Data Flow Architecture

Web Intelligence: AI's Eyes on the Web

Web Intelligence is a standalone environment that serves as the AI's primary interface for web data collection. It is NOT limited to contact enrichment - it enables ANY task requiring web data.

Core Pattern

┌─────────────────┐    ┌─────────────────┐    ┌─────────────────┐
│ Web Intelligence│───▶│    Staging      │───▶│     Target      │
│  (6670/6671)    │    │  (6680/6681)    │    │   Environment   │
│  crawl/scrape   │    │  temporary hold │    │ final destination│
└─────────────────┘    └─────────────────┘    └─────────────────┘

Why Staging?

The Staging Environment is a multi-tiered intermediary that: - Holds raw web data temporarily during processing - Allows transformation and enrichment before routing - Decouples web collection from final storage - Enables retry/reprocessing without re-crawling - Supports audit trails and processing logs

Downstream Environments

Web Intelligence data can flow to ANY Nexus environment:

Environment	Port	Use Case
KB	6625/6626	Documentation, knowledge articles
Documents	TBD	Reports, scraped content
Contacts	6630/6631	Contact enrichment
Corpus	TBD	Training data, transcripts
Links	6635/6636	URL bookmarks, discovered links
Track	6640/6641	Project research data

Example Data Flows

1. Documentation Scraping

web.scrape(docs_url)
  ↓
staging.store(raw_html)
  ↓
web.to_markdown()
  ↓
kb.create(title, markdown_content)

Use case: Scraping API documentation for LARS reference.

2. Competitive Research

web.research(competitor, depth='deep')
  ↓
staging.store(research_data)
  ↓
Process and structure
  ↓
documents.create(research_report)

Use case: Building competitive analysis reports.

3. Contact Enrichment

web.research(person_company, depth='standard')
  ↓
staging.store(enrichment_data)
  ↓
Extract entities and verify
  ↓
contact.update(contact_id, enriched_fields)

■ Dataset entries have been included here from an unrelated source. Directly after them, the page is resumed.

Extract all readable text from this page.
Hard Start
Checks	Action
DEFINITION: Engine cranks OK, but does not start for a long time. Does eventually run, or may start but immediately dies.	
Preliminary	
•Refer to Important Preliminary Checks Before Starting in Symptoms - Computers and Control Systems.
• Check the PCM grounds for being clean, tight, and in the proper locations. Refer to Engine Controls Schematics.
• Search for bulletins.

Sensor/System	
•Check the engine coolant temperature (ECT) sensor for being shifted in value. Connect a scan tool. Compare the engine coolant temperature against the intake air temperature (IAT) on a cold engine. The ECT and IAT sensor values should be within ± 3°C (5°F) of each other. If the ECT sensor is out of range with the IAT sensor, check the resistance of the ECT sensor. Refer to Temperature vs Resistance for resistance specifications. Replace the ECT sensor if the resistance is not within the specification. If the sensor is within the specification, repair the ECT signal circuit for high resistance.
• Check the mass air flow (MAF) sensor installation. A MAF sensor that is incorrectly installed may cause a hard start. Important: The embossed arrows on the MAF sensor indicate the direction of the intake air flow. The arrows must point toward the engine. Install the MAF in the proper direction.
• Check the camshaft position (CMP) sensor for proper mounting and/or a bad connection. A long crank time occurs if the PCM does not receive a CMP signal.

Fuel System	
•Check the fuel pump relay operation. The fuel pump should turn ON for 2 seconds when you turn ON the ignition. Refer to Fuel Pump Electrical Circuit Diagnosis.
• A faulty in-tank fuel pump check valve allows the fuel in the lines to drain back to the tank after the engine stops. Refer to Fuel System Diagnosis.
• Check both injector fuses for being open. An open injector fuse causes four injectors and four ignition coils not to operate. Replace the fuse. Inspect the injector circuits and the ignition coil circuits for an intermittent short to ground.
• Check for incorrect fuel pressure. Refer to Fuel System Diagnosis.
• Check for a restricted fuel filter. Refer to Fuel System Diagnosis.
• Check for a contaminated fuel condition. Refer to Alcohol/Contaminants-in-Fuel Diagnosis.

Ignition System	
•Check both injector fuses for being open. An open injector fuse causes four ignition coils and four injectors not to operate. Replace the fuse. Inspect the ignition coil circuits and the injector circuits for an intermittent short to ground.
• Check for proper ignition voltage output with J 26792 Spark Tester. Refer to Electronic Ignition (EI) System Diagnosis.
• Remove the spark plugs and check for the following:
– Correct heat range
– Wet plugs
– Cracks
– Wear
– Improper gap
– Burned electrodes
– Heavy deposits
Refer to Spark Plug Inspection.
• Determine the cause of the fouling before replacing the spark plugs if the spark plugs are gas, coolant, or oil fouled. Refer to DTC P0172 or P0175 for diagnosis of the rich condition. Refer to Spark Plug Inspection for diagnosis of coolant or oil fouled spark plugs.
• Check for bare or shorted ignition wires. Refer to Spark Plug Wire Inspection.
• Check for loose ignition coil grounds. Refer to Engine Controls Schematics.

Use case: Adding business intelligence to CRM contacts.

4. YouTube Transcripts

web.fetch_transcript(video_url)
  ↓
staging.store(raw_transcript)
  ↓
Process and clean
  ↓
corpus.add(transcript_document)

Use case: Building training data from educational videos.

5. Link Discovery

web.crawl(site_url, depth=2)
  ↓
web.discover_links()
  ↓
web.filter_links(criteria)
  ↓
links.save_batch(discovered_urls)

Use case: Building curated bookmark collections.

LARS Integration

LARS (Local AI Runtime System) uses Web Intelligence as its primary tool for gathering external information:

Research tasks → web.research()
Documentation → web.scrape() + web.to_markdown()
Monitoring → web.crawl() for changes
Enrichment → web.research() with entity extraction

All results flow through Staging, allowing LARS to process data incrementally and route to appropriate destinations.

Key Principles

Separation of Concerns: Web Intelligence collects; Staging holds; Target environments store
Flexibility: Same crawl data can route to multiple destinations
Idempotency: Staging enables safe reprocessing
Audit Trail: Processing steps tracked in Staging
Universal Interface: One web tool serves all AI tasks